Monthly Archives: April 2011

Photograph Albums: What you don’t see…

Front of Album.

First page, with cabinets removed.

Photograph albums created between 1869, when paper photographic prints really took off in popularity in Ontario and January, 1901 may be accurately called Victorian. The earliest albums were made for the small prints known as cartes-de-visites, but within a few years albums were being manufactured with slots for larger cabinet prints. Unfortunately, the owners of photograph albums often did not identify the portraits. After all they knew their own relatives and friends, and like we in the 21st century imagined they would always be on hand to explain. Sadly, no one is exempt from the Great Reckoning.

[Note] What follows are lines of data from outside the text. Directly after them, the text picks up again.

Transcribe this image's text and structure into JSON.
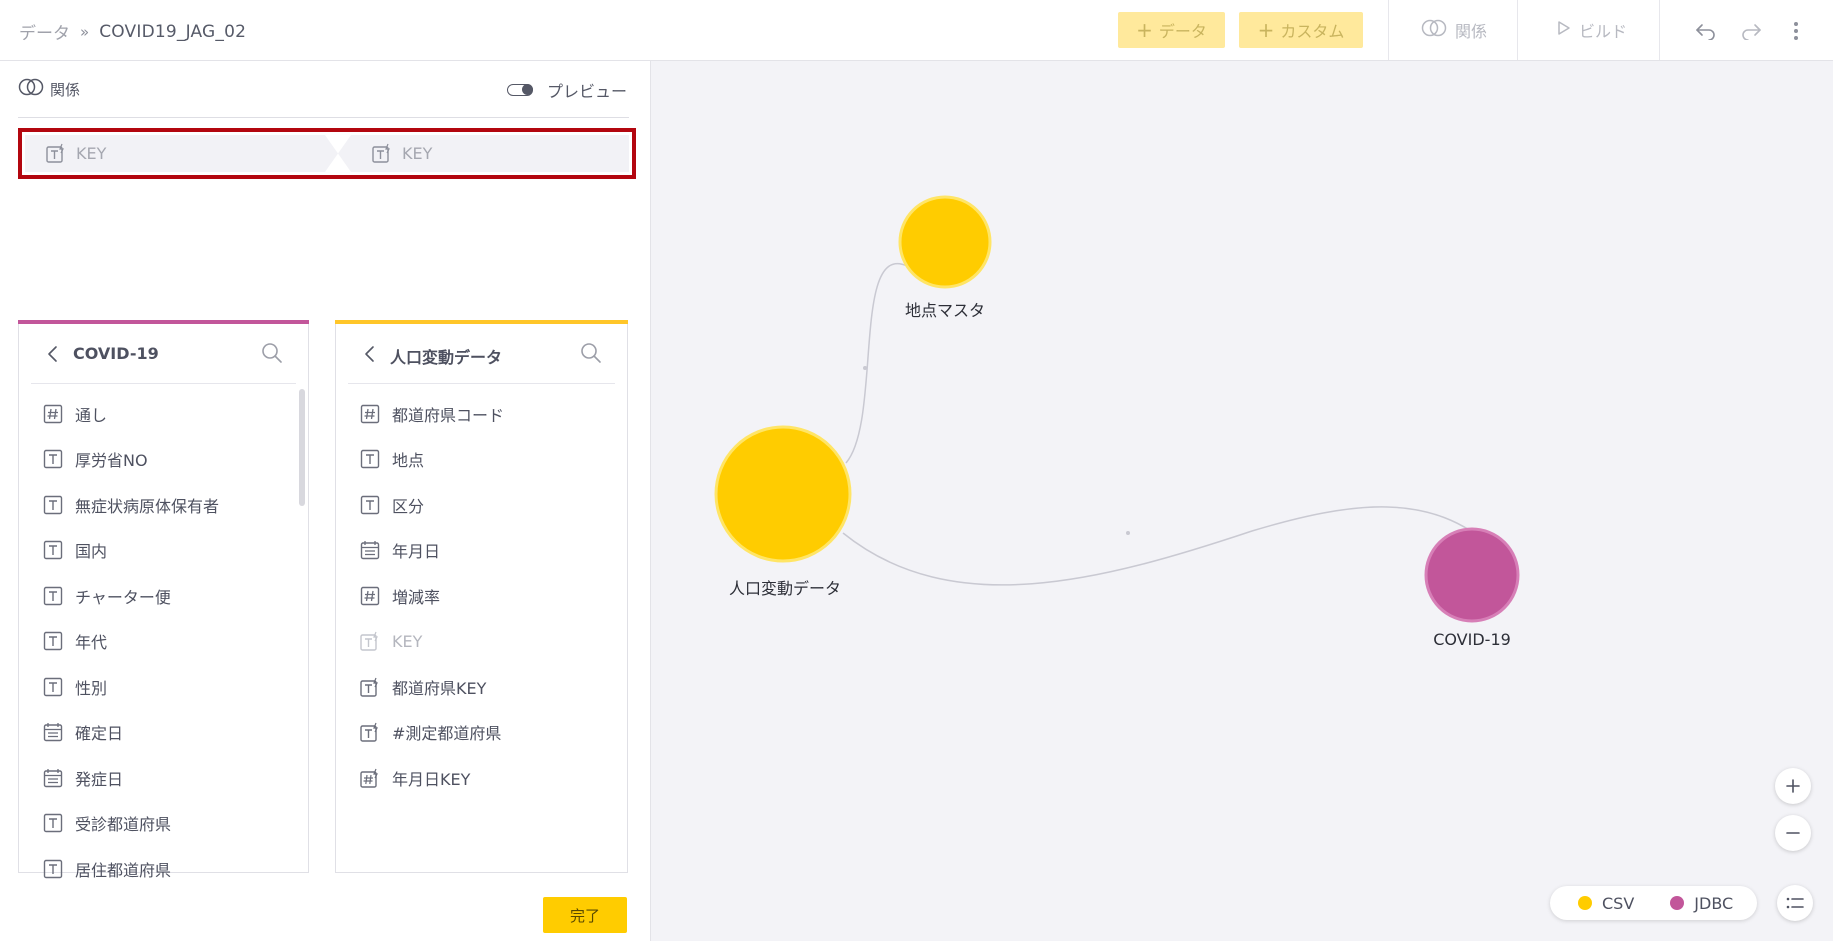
{
  "breadcrumb": {
    "root": "データ",
    "separator": "»",
    "current": "COVID19_JAG_02"
  },
  "toolbar": {
    "add_data_label": "データ",
    "add_custom_label": "カスタム",
    "relation_label": "関係",
    "build_label": "ビルド"
  },
  "relation_panel": {
    "title": "関係",
    "preview_label": "プレビュー",
    "preview_enabled": false,
    "join": {
      "left_field": "KEY",
      "right_field": "KEY"
    },
    "done_label": "完了"
  },
  "tables": {
    "left": {
      "name": "COVID-19",
      "accent": "#c2569a",
      "fields": [
        {
          "type": "number",
          "label": "通し"
        },
        {
          "type": "text",
          "label": "厚労省NO"
        },
        {
          "type": "text",
          "label": "無症状病原体保有者"
        },
        {
          "type": "text",
          "label": "国内"
        },
        {
          "type": "text",
          "label": "チャーター便"
        },
        {
          "type": "text",
          "label": "年代"
        },
        {
          "type": "text",
          "label": "性別"
        },
        {
          "type": "date",
          "label": "確定日"
        },
        {
          "type": "date",
          "label": "発症日"
        },
        {
          "type": "text",
          "label": "受診都道府県"
        },
        {
          "type": "text",
          "label": "居住都道府県"
        }
      ]
    },
    "right": {
      "name": "人口変動データ",
      "accent": "#ffc629",
      "fields": [
        {
          "type": "number",
          "label": "都道府県コード"
        },
        {
          "type": "text",
          "label": "地点"
        },
        {
          "type": "text",
          "label": "区分"
        },
        {
          "type": "date",
          "label": "年月日"
        },
        {
          "type": "number",
          "label": "増減率"
        },
        {
          "type": "text-custom",
          "label": "KEY",
          "dim": true
        },
        {
          "type": "text-custom",
          "label": "都道府県KEY"
        },
        {
          "type": "text-custom",
          "label": "#測定都道府県"
        },
        {
          "type": "number-custom",
          "label": "年月日KEY"
        }
      ]
    }
  },
  "graph": {
    "nodes": [
      {
        "id": "chiten",
        "label": "地点マスタ",
        "source": "CSV"
      },
      {
        "id": "jinko",
        "label": "人口変動データ",
        "source": "CSV"
      },
      {
        "id": "covid",
        "label": "COVID-19",
        "source": "JDBC"
      }
    ],
    "edges": [
      [
        "jinko",
        "chiten"
      ],
      [
        "jinko",
        "covid"
      ]
    ]
  },
  "legend": [
    {
      "label": "CSV",
      "color": "#ffcc00"
    },
    {
      "label": "JDBC",
      "color": "#c2569a"
    }
  ]
}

It is heartbreaking to find oneself the custodian of a truly lovely album with little or no identification. However, creators of photograph albums seldom inserted the pictures in random sequence. This is the reason that it is important to keep the album contents in original order. If they are removed to better protect the images, then they should be numbered to perpetuate the sequence.

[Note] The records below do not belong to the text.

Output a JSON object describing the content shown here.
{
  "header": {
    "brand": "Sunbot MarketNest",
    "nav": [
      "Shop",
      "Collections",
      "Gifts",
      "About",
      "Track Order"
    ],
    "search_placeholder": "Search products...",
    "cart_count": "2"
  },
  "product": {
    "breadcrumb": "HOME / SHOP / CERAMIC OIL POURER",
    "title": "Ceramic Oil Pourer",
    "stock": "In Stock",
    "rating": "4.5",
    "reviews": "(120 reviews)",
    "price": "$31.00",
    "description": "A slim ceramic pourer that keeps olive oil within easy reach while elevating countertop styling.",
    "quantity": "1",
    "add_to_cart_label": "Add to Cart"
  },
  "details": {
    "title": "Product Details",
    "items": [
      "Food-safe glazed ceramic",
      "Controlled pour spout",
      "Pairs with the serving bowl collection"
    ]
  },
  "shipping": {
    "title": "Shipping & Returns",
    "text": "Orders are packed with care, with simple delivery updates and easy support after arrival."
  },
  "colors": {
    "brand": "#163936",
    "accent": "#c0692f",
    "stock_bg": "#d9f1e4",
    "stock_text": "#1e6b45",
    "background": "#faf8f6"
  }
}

Pictures in the album are often arranged in family groups: husband opposite wife; brothers and sisters in proximity; a couple and their children close by. If this is suspected, then the place where the photograph was taken (provided mercifully by the byline of the photographer) can confirm relationships. If there are several photographs of the same individual which were not taken on the same day but on different days, wearing different clothing and perhaps aging over time, then it is likely (but of course not absolutely certain) that you are looking at the first owner of the album.

Nearly always, the first photograph or first two photographs in the album are persons of great importance, usually parents (mother often first, then father) or the owner of the album and her spouse, usually at the time of marriage. The identities of these individuals is often the last to fade from family memory, and so these pictures are usually removed before the luckless album is sold off with the rest of its contents.

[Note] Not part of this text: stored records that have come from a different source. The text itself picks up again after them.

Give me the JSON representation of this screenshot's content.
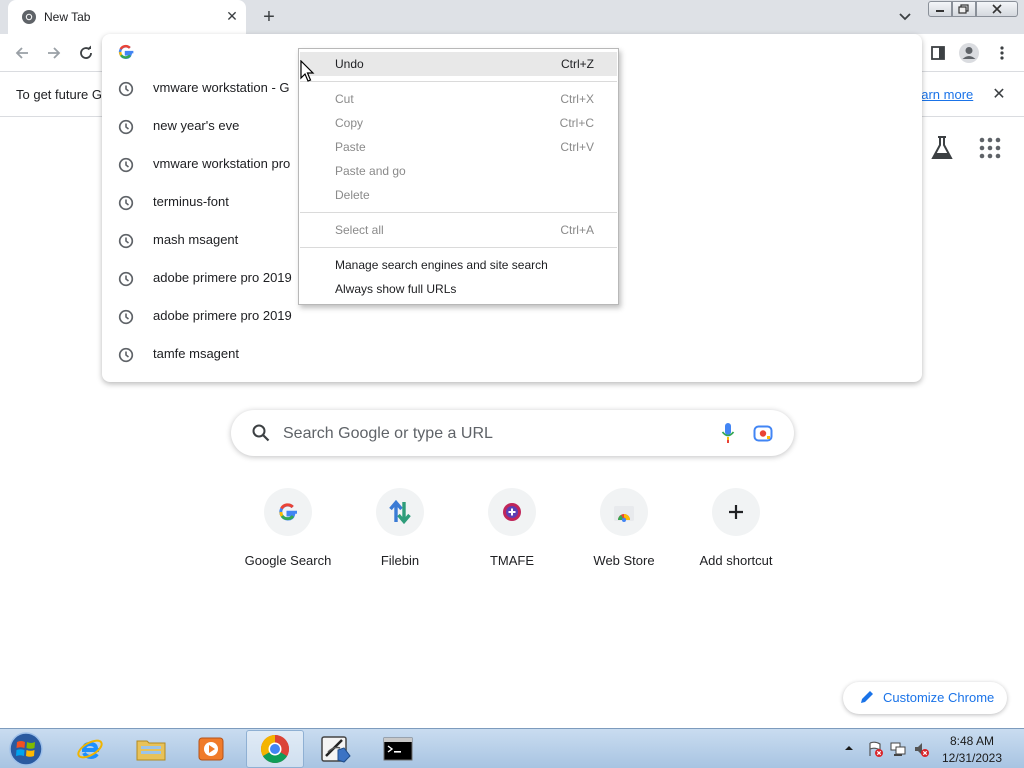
{
  "tab": {
    "title": "New Tab",
    "icon": "chrome-icon"
  },
  "infobar": {
    "text": "To get future G",
    "link": "earn more"
  },
  "omnibox": {
    "icon": "google-g-icon"
  },
  "suggestions": [
    {
      "text": "vmware workstation - G"
    },
    {
      "text": "new year's eve"
    },
    {
      "text": "vmware workstation pro"
    },
    {
      "text": "terminus-font"
    },
    {
      "text": "mash msagent"
    },
    {
      "text": "adobe primere pro 2019"
    },
    {
      "text": "adobe primere pro 2019"
    },
    {
      "text": "tamfe msagent"
    }
  ],
  "context_menu": {
    "undo": {
      "label": "Undo",
      "shortcut": "Ctrl+Z"
    },
    "cut": {
      "label": "Cut",
      "shortcut": "Ctrl+X"
    },
    "copy": {
      "label": "Copy",
      "shortcut": "Ctrl+C"
    },
    "paste": {
      "label": "Paste",
      "shortcut": "Ctrl+V"
    },
    "paste_go": {
      "label": "Paste and go"
    },
    "delete": {
      "label": "Delete"
    },
    "select_all": {
      "label": "Select all",
      "shortcut": "Ctrl+A"
    },
    "manage": {
      "label": "Manage search engines and site search"
    },
    "full_urls": {
      "label": "Always show full URLs"
    }
  },
  "ntp": {
    "search_placeholder": "Search Google or type a URL",
    "shortcuts": [
      {
        "label": "Google Search",
        "icon": "google-g-icon"
      },
      {
        "label": "Filebin",
        "icon": "filebin-arrows-icon"
      },
      {
        "label": "TMAFE",
        "icon": "tmafe-icon"
      },
      {
        "label": "Web Store",
        "icon": "web-store-icon"
      },
      {
        "label": "Add shortcut",
        "icon": "plus-icon"
      }
    ],
    "customize_label": "Customize Chrome"
  },
  "taskbar": {
    "apps": [
      "internet-explorer-icon",
      "file-explorer-icon",
      "media-player-icon",
      "chrome-icon",
      "control-panel-icon",
      "command-prompt-icon"
    ],
    "time": "8:48 AM",
    "date": "12/31/2023"
  },
  "colors": {
    "accent": "#1a73e8",
    "tabstrip": "#dee1e6",
    "menu_highlight": "#e8e8e8"
  }
}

When I acquire a photograph album in which the contents are still tightly in their sleeves (and thus likely still in original order) but the photographs at the beginning have been pulled away, then I believe that the album was ‘picked’ from the family as they kept the portraits which they could identify. Often, the flyleaf is also missing as it usually carries a presentation message written when it was empty and new and a gift. It is so frustrating to be the custodian of a super piece of Victoriana with the last link to the family torn away.